It is therefore appropriate that a Valley resident, disgruntled over a multi-town law enforcement program, brought his complaints to the Waitsfield (and Warren) Select Boards. That is the correct venue to voice concerns about the towns having the cross-town patrol program. It is not the correct venue to voice concerns about the operation of the program as it is contracted through the Washington County Sheriff's office.

The program is focused on traffic control in general and on speeding specifically. This disgruntled letter writer takes great issue with the program, going so far as to suggest it will lead to fascism at a minimum and a second Holocaust ultimately.

Let's face it. No one likes to get a speeding ticket. It's expensive, impacts your insurance rates and generally makes you late or later for whatever you were off to do. But it's not as if the speed limits are a secret or are not posted openly.
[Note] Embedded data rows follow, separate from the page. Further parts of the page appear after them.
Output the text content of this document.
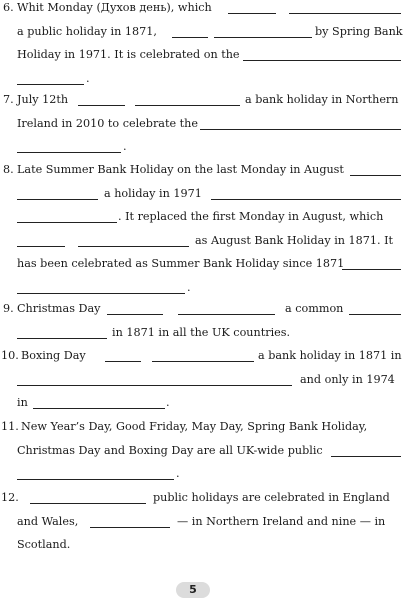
6. Whit Monday (Духов день), which
a public holiday in 1871,	by Spring Bank
Holiday in 1971. It is celebrated on the
.
7. July 12th	a bank holiday in Northern
Ireland in 2010 to celebrate the
.
8. Late Summer Bank Holiday on the last Monday in August
a holiday in 1971
. It replaced the first Monday in August, which
as August Bank Holiday in 1871. It
has been celebrated as Summer Bank Holiday since 1871
.
9. Christmas Day	a common
in 1871 in all the UK countries.
10. Boxing Day	a bank holiday in 1871 in
and only in 1974
in	.
11. New Year’s Day, Good Friday, May Day, Spring Bank Holiday,
Christmas Day and Boxing Day are all UK-wide public
.
12.	public holidays are celebrated in England
and Wales,	— in Northern Ireland and nine — in
Scotland.
5
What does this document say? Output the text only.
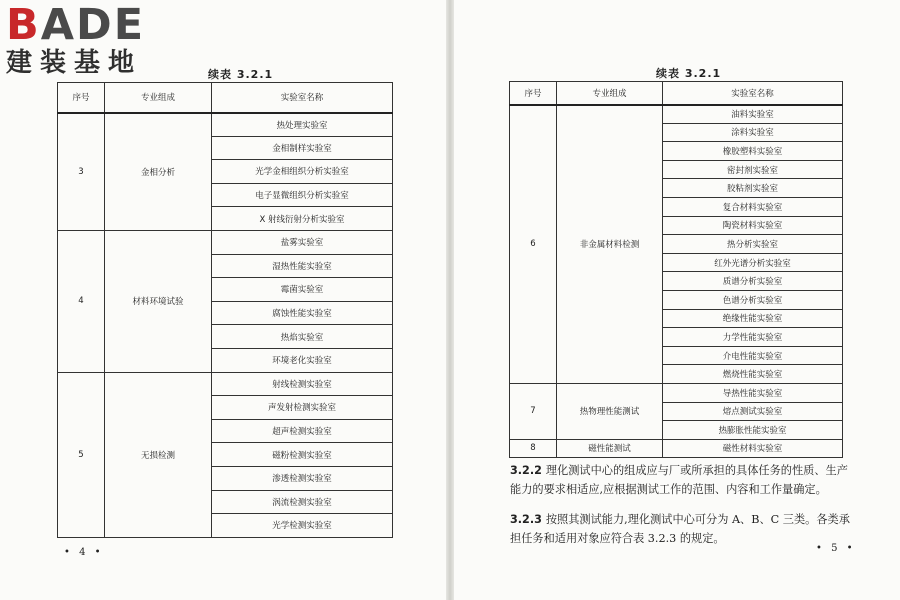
BADE
建装基地	续表 3.2.1
序号	专业组成	实验室名称
3	金相分析	热处理实验室
		金相制样实验室
		光学金相组织分析实验室
		电子显微组织分析实验室
		X 射线衍射分析实验室
4	材料环境试验	盐雾实验室
		湿热性能实验室
		霉菌实验室
		腐蚀性能实验室
		热焰实验室
		环境老化实验室
5	无损检测	射线检测实验室
		声发射检测实验室
		超声检测实验室
		磁粉检测实验室
		渗透检测实验室
		涡流检测实验室
		光学检测实验室
• 4 •
续表 3.2.1
序号	专业组成	实验室名称
6	非金属材料检测	油料实验室
		涂料实验室
		橡胶塑料实验室
		密封剂实验室
		胶粘剂实验室
		复合材料实验室
		陶瓷材料实验室
		热分析实验室
		红外光谱分析实验室
		质谱分析实验室
		色谱分析实验室
		绝缘性能实验室
		力学性能实验室
		介电性能实验室
		燃烧性能实验室
7	热物理性能测试	导热性能实验室
		熔点测试实验室
		热膨胀性能实验室
8	磁性能测试	磁性材料实验室
3.2.2 理化测试中心的组成应与厂或所承担的具体任务的性质、生产能力的要求相适应,应根据测试工作的范围、内容和工作量确定。
3.2.3 按照其测试能力,理化测试中心可分为 A、B、C 三类。各类承担任务和适用对象应符合表 3.2.3 的规定。
• 5 •
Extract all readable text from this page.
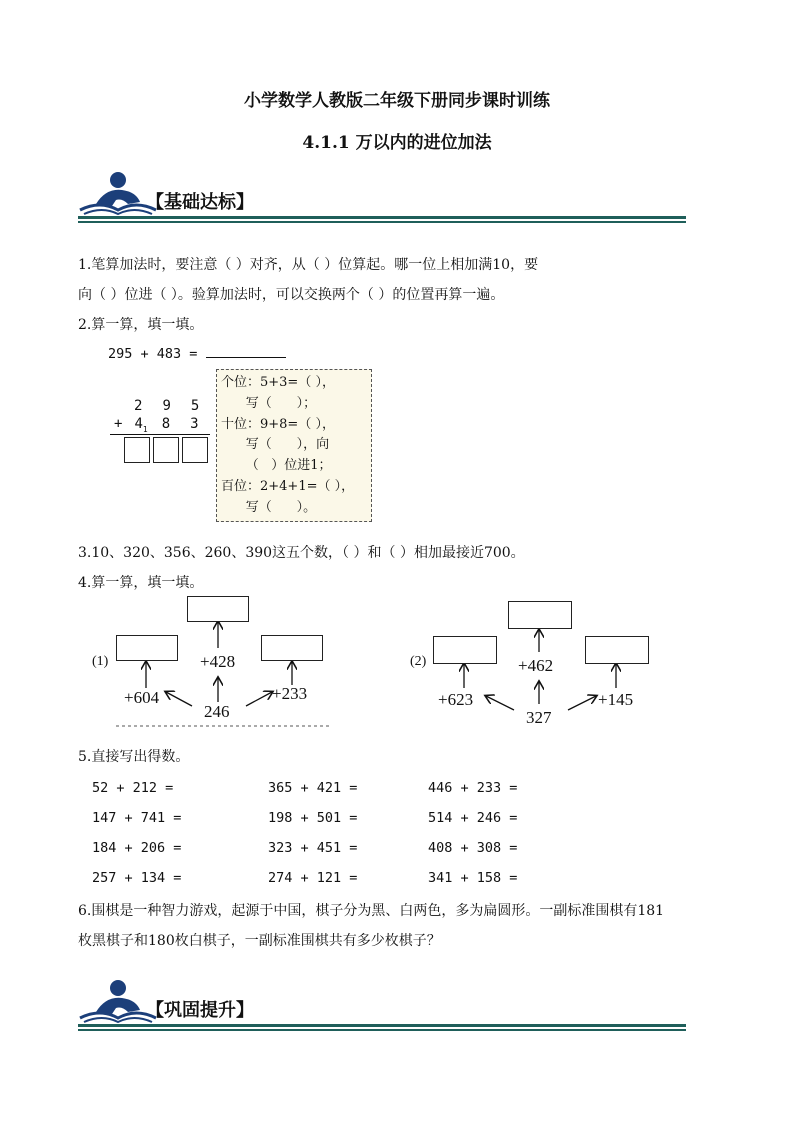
小学数学人教版二年级下册同步课时训练
4.1.1 万以内的进位加法
【基础达标】
1.笔算加法时，要注意（ ）对齐，从（ ）位算起。哪一位上相加满10，要
向（ ）位进（ ）。验算加法时，可以交换两个（ ）的位置再算一遍。
2.算一算，填一填。
295 + 483 =
2 9 5
+ $4_1$ 8 3
个位：5+3=（ ），
写（      ）；
十位：9+8=（ ），
写（      ），向
（   ）位进1；
百位：2+4+1=（ ），
写（      ）。
3.10、320、356、260、390这五个数，（ ）和（ ）相加最接近700。
4.算一算，填一填。
(1)	+428
+604	+233
246
(2)	+462
+623	+145
327
5.直接写出得数。
52 + 212 =	365 + 421 =	446 + 233 =
147 + 741 =	198 + 501 =	514 + 246 =
184 + 206 =	323 + 451 =	408 + 308 =
257 + 134 =	274 + 121 =	341 + 158 =
6.围棋是一种智力游戏，起源于中国，棋子分为黑、白两色，多为扁圆形。一副标准围棋有181
枚黑棋子和180枚白棋子，一副标准围棋共有多少枚棋子？
【巩固提升】
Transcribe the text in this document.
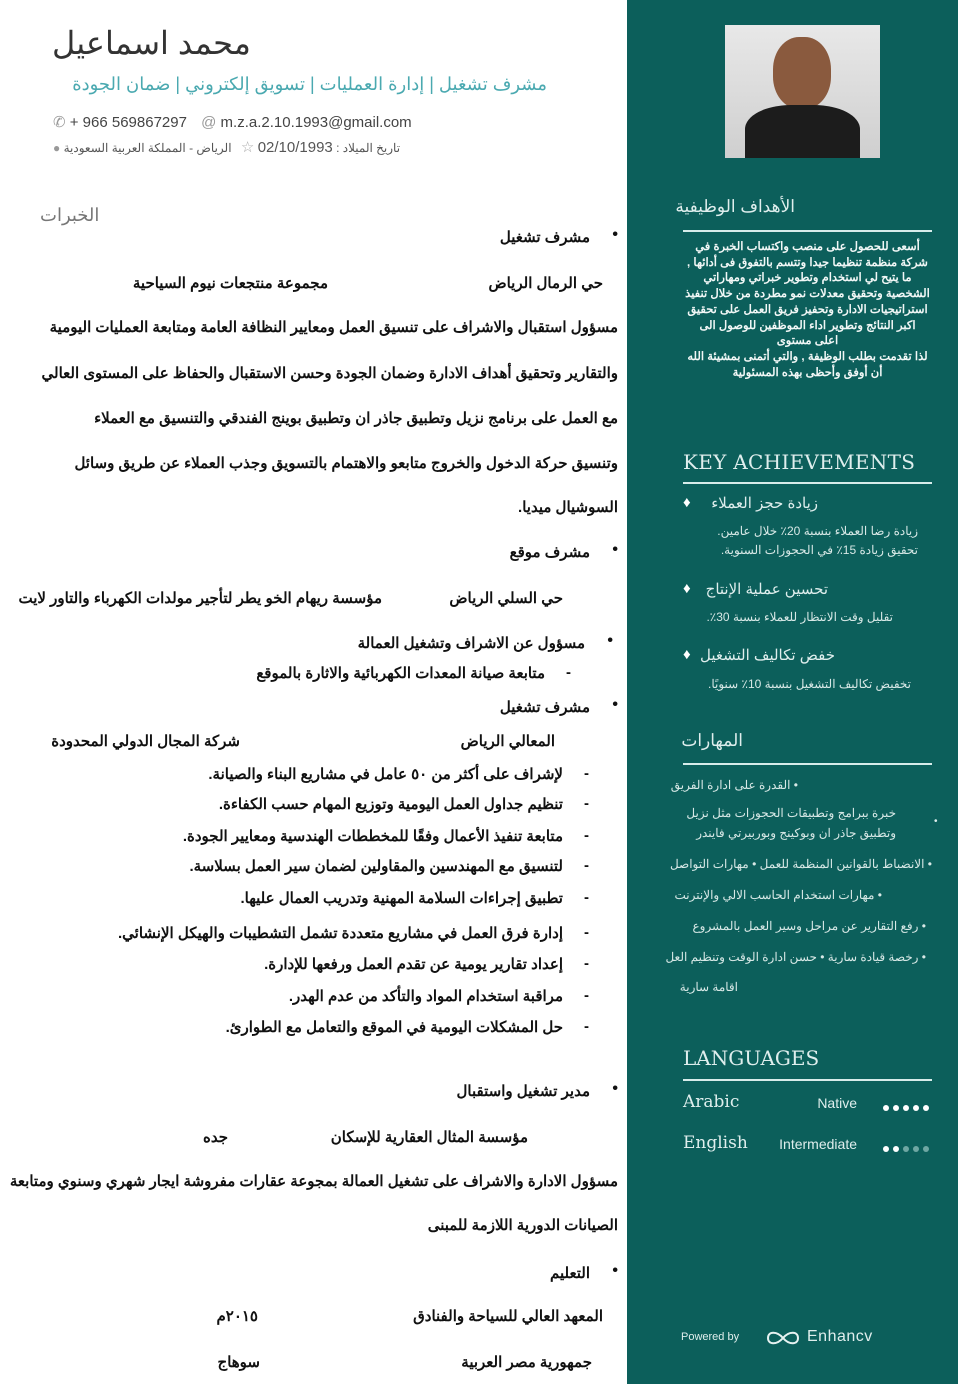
محمد اسماعيل
مشرف تشغيل | إدارة العمليات | تسويق إلكتروني | ضمان الجودة
✆ + 966 569867297 @ m.z.a.2.10.1993@gmail.com
● الرياض - المملكة العربية السعودية ☆ 02/10/1993 تاريخ الميلاد :
الخبرات
مشرف تشغيل •
حي الرمال الرياض
مجموعة منتجعات نيوم السياحية
مسؤول استقبال والاشراف على تنسيق العمل ومعايير النظافة العامة ومتابعة العمليات اليومية
والتقارير وتحقيق أهداف الادارة وضمان الجودة وحسن الاستقبال والحفاظ على المستوى العالي
مع العمل على برنامج نزيل وتطبيق جاذر ان وتطبيق بوينج الفندقي والتنسيق مع العملاء
وتنسيق حركة الدخول والخروج متابعو والاهتمام بالتسويق وجذب العملاء عن طريق وسائل
السوشيال ميديا.
مشرف موقع •
حي السلي الرياض
مؤسسة ريهام الخو يطر لتأجير مولدات الكهرباء والتاور لايت
مسؤول عن الاشراف وتشغيل العمالة •
متابعة صيانة المعدات الكهربائية والاثارة بالموقع -
مشرف تشغيل •
المعالي الرياض
شركة المجال الدولي المحدودة
لإشراف على أكثر من ٥٠ عامل في مشاريع البناء والصيانة. -
تنظيم جداول العمل اليومية وتوزيع المهام حسب الكفاءة. -
متابعة تنفيذ الأعمال وفقًا للمخططات الهندسية ومعايير الجودة. -
لتنسيق مع المهندسين والمقاولين لضمان سير العمل بسلاسة. -
تطبيق إجراءات السلامة المهنية وتدريب العمال عليها. -
إدارة فرق العمل في مشاريع متعددة تشمل التشطيبات والهيكل الإنشائي. -
إعداد تقارير يومية عن تقدم العمل ورفعها للإدارة. -
مراقبة استخدام المواد والتأكد من عدم الهدر. -
حل المشكلات اليومية في الموقع والتعامل مع الطوارئ. -
مدير تشغيل واستقبال •
مؤسسة المثال العقارية للإسكان
جده
مسؤول الادارة والاشراف على تشغيل العمالة بمجوعة عقارات مفروشة ايجار شهري وسنوي ومتابعة
الصيانات الدورية اللازمة للمبنى
التعليم •
المعهد العالي للسياحة والفنادق
٢٠١٥م
جمهورية مصر العربية
سوهاج
الأهداف الوظيفية
أسعى للحصول على منصب واكتساب الخبرة في
شركة منظمة تنظيما جيدا وتتسم بالتفوق فى أدائها ,
ما يتيح لي استخدام وتطوير خبراتي ومهاراتي
الشخصية وتحقيق معدلات نمو مطردة من خلال تنفيذ
استراتيجيات الادارة وتحفيز فريق العمل على تحقيق
اكبر النتائج وتطوير اداء الموظفين للوصول الى
اعلى مستوى
لذا تقدمت بطلب الوظيفة , والتي أتمنى بمشيئة الله
أن أوفق وأحظى بهذه المسئولية
KEY ACHIEVEMENTS
♦ زيادة حجز العملاء
زيادة رضا العملاء بنسبة 20٪ خلال عامين.
تحقيق زيادة 15٪ في الحجوزات السنوية.
♦ تحسين عملية الإنتاج
تقليل وقت الانتظار للعملاء بنسبة 30٪.
♦ خفض تكاليف التشغيل
تخفيض تكاليف التشغيل بنسبة 10٪ سنويًا.
المهارات
• القدرة على ادارة الفريق
خبرة ببرامج وتطبيقات الحجوزات مثل نزيل
وتطبيق جاذر ان وبوكينج وبوربيرتي فايندر
•
• الانضباط بالقوانين المنظمة للعمل • مهارات التواصل
• مهارات استخدام الحاسب الالي والإنترنت
• رفع التقارير عن مراحل وسير العمل بالمشروع
• رخصة قيادة سارية • حسن ادارة الوقت وتنظيم العل
اقامة سارية
LANGUAGES
Arabic	Native
English Intermediate
Powered by	Enhancv
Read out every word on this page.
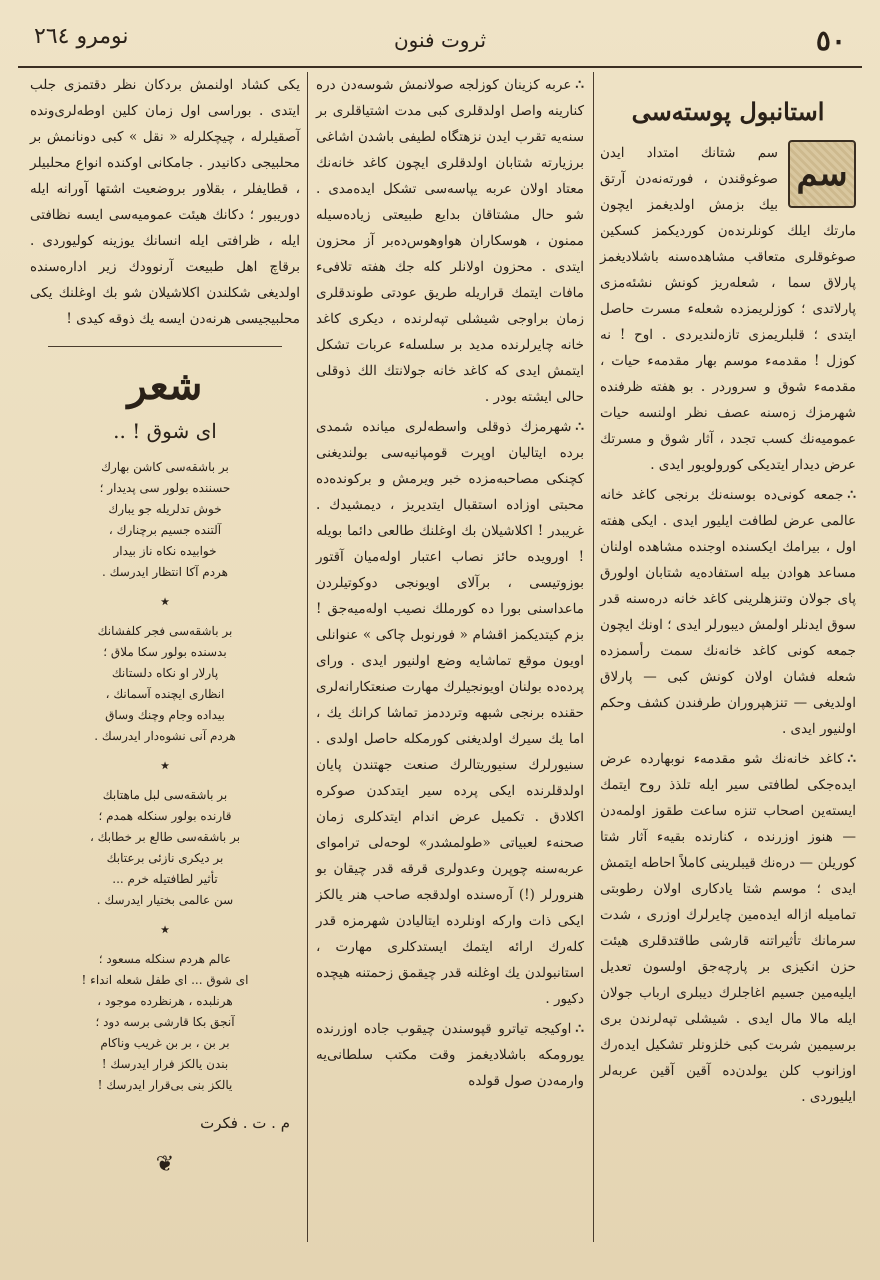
٥٠
ثروت فنون
نومرو ٢٦٤
استانبول پوسته‌سی
سم

سم شتانك امتداد ايدن صوغوقندن ، فورته‌نه‌دن آرتق بيك بزمش اولديغمز ايچون مارتك ايلك كونلرنده‌ن كورديكمز كسكين صوغوقلری متعاقب مشاهده‌سنه باشلاديغمز پارلاق سما ، شعله‌ريز كونش نشئه‌مزی پارلاتدی ؛ كوزلريمزده شعله‌ء مسرت حاصل ايتدی ؛ قلبلريمزی تازه‌لنديردی . اوح ! نه كوزل ! مقدمهء موسم بهار مقدمهء حيات ، مقدمهء شوق و سروردر . بو هفته ظرفنده شهرمزك زه‌سنه عصف نظر اولنسه حيات عموميه‌نك كسب تجدد ، آثار شوق و مسرتك عرض ديدار ايتديكی كورولويور ايدی .

∴جمعه كونی‌ده بوسنه‌نك برنجی كاغد خانه عالمی عرض لطافت ايليور ايدی . ايكی هفته اول ، بيرامك ايكسنده اوجنده مشاهده اولنان مساعد هوادن بيله استفاده‌يه شتابان اولورق پای جولان وتنزهلرينی كاغد خانه دره‌سنه قدر سوق ايدنلر اولمش ديبورلر ايدی ؛ اونك ايچون جمعه كونی كاغد خانه‌نك سمت رأسمزده شعله فشان اولان كونش كبی — پارلاق اولديغی — تنزهپروران طرفندن كشف وحكم اولنيور ايدی .

∴كاغد خانه‌نك شو مقدمهء نوبهارده عرض ايده‌جكی لطافتی سير ايله تلذذ روح ايتمك ايسته‌ين اصحاب تنزه ساعت طقوز اولمه‌دن — هنوز اوزرنده ، كنارنده بقيهء آثار شتا كوريلن — دره‌نك قيبلرينی كاملاً احاطه ايتمش ايدی ؛ موسم شتا يادكاری اولان رطوبتی تماميله ازاله ايده‌مين چايرلرك اوزری ، شدت سرمانك تأثيراتنه قارشی طاقتدقلری هيئت حزن انكيزی بر پارچه‌جق اولسون تعديل ايليه‌مين جسيم اغاجلرك ديبلری ارباب جولان ايله مالا مال ايدی . شيشلی تپه‌لرندن بری برسيمين شربت كبی خلزونلر تشكيل ايده‌رك اوزانوب كلن يولدن‌ده آقين آقين عربه‌لر ايليوردی .

∴عربه كزينان كوزلجه صولانمش شوسه‌دن دره كنارينه واصل اولدقلری كبی مدت اشتياقلری بر سنه‌يه تقرب ايدن نزهتگاه لطيفی باشدن اشاغی برزيارته شتابان اولدقلری ايچون كاغد خانه‌نك معتاد اولان عربه يپاسه‌سی تشكل ايده‌مدی . شو حال مشتاقان بدايع طبيعتی زياده‌سيله ممنون ، هوسكاران هواوهوس‌ده‌بر آز محزون ايتدی . محزون اولانلر كله جك هفته تلافیء مافات ايتمك قراريله طريق عودتی طوندقلری زمان براوجی شيشلی تپه‌لرنده ، ديكری كاغد خانه چايرلرنده مديد بر سلسلهء عربات تشكل ايتمش ايدی كه كاغد خانه جولانتك الك ذوقلی حالی ايشته بودر .

∴شهرمزك ذوقلی واسطه‌لری ميانده شمدی برده ايتاليان اوپرت قومپانيه‌سی بولنديغنی كچنكی مصاحبه‌مزده خبر ويرمش و بركونده‌ده محبتی اوزاده استقبال ايتديريز ، ديمشيدك . غريبدر ! اكلاشيلان بك اوغلنك طالعی دائما بويله ! اورويده حائز نصاب اعتبار اوله‌ميان آقتور بوزوتيسی ، برآلای اويونجی دوكوتيلردن ماعداسنی بورا ده كورملك نصيب اوله‌ميه‌جق ! بزم كيتديكمز اقشام « فورنوبل چاكی » عنوانلی اويون موقع تماشايه وضع اولنيور ايدی . وراى پرده‌ده بولنان اويونجيلرك مهارت صنعتكارانه‌لری حقنده برنجی شبهه وترددمز تماشا كرانك يك ، اما يك سيرك اولديغنی كورمكله حاصل اولدی . سنيورلرك سنيوريتالرك صنعت جهتندن پايان اولدقلرنده ايكی پرده سير ايتدكدن صوكره اكلادق . تكميل عرض اندام ايتدكلری زمان صحنهء لعبياتی «طولمشدر» لوحه‌لی ترامواى عربه‌سنه چوپرن وعدولری قرقه قدر چيقان بو هنرورلر (!) آره‌سنده اولدقجه صاحب هنر يالكز ايكی ذات واركه اونلرده ايتاليادن شهرمزه قدر كله‌رك ارائه ايتمك ايستدكلری مهارت ، استانبولدن يك اوغلنه قدر چيقمق زحمتنه هيچده دكيور .

∴اوكيجه تياترو قپوسندن چيقوب جاده اوزرنده يورومكه باشلاديغمز وقت مكتب سلطانی‌يه وارمه‌دن صول قولده

يكی كشاد اولنمش بردكان نظر دقتمزی جلب ايتدی . بوراسی اول زمان كلين اوطه‌لری‌ونده آصقيلرله ، چيچكلرله « نقل » كبی دونانمش بر محلبيجی دكانيدر . جامكانی اوكنده انواع محلبيلر ، قطايفلر ، بقلاور بروضعيت اشتها آورانه ايله دوريبور ؛ دكانك هيئت عموميه‌سی ايسه نظافتی ايله ، ظرافتی ايله انسانك يوزينه كوليوردی . برقاچ اهل طبيعت آرنوودك زير اداره‌سنده اولديغی شكلندن اكلاشيلان شو بك اوغلنك يكی محلبيجيسی هرنه‌دن ايسه يك ذوقه كيدی !

شعر
ای شوق ! ..
بر باشقه‌سی كاشن بهارك
حسننده بولور سی پديدار ؛
خوش تدلريله جو يبارك
آلتنده جسيم برچنارك ،
خوابيده نكاه ناز بيدار
هردم آكا انتظار ايدرسك .
٭
بر باشقه‌سی فجر كلفشانك
بدسنده بولور سكا ملاق ؛
پارلار او نكاه دلستانك
انظاری ايچنده آسمانك ،
بيداده وجام وچنك وساق
هردم آنی نشوه‌دار ايدرسك .
٭
بر باشقه‌سی لبل ماهتابك
قارنده بولور سنكله همدم ؛
بر باشقه‌سی طالع بر خطابك ،
بر ديكری نازئی برعتابك
تأثير لطافتيله خرم ...
سن عالمی بختيار ايدرسك .
٭
عالم هردم سنكله مسعود ؛
ای شوق ... ای طفل شعله انداء !
هرنلبده ، هرنظرده موجود ،
آنجق بكا قارشی برسه دود ؛
بر بن ، بر بن غريب وناكام
بندن يالكز فرار ايدرسك !
يالكز بنی بی‌قرار ايدرسك !
م . ت . فكرت
❦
Speeding is a calculated gamble which drivers undertake knowing the odds.

Since the onset of the cross-town patrol program in Warren, Moretown and Waitsfield, hundreds of visitors and residents have received tickets for speeding through our villages and on our back roads -- as well as Route 100. Many people have learned to slow down, or at least discerned when and where traffic patrol is most likely to be should they decide to gamble.

When this issue was brought to the Waitsfield Select Board this week, the board gave it fair consideration but in the end decided to take no action, collectively agreeing with board member Roy Hadden who said, "I don't think it should be our message to the county sheriff that he should be more lenient."

So be it. That doesn't make the letter writer wrong. He was availing himself of his right to be heard. He can take the matter further should he choose. In his correspondence to the select board he speaks of seeking to support the Constitution and the Bill of Rights -- and this is precisely how it is done -- by using the system, whether or not you obtain the desired outcome.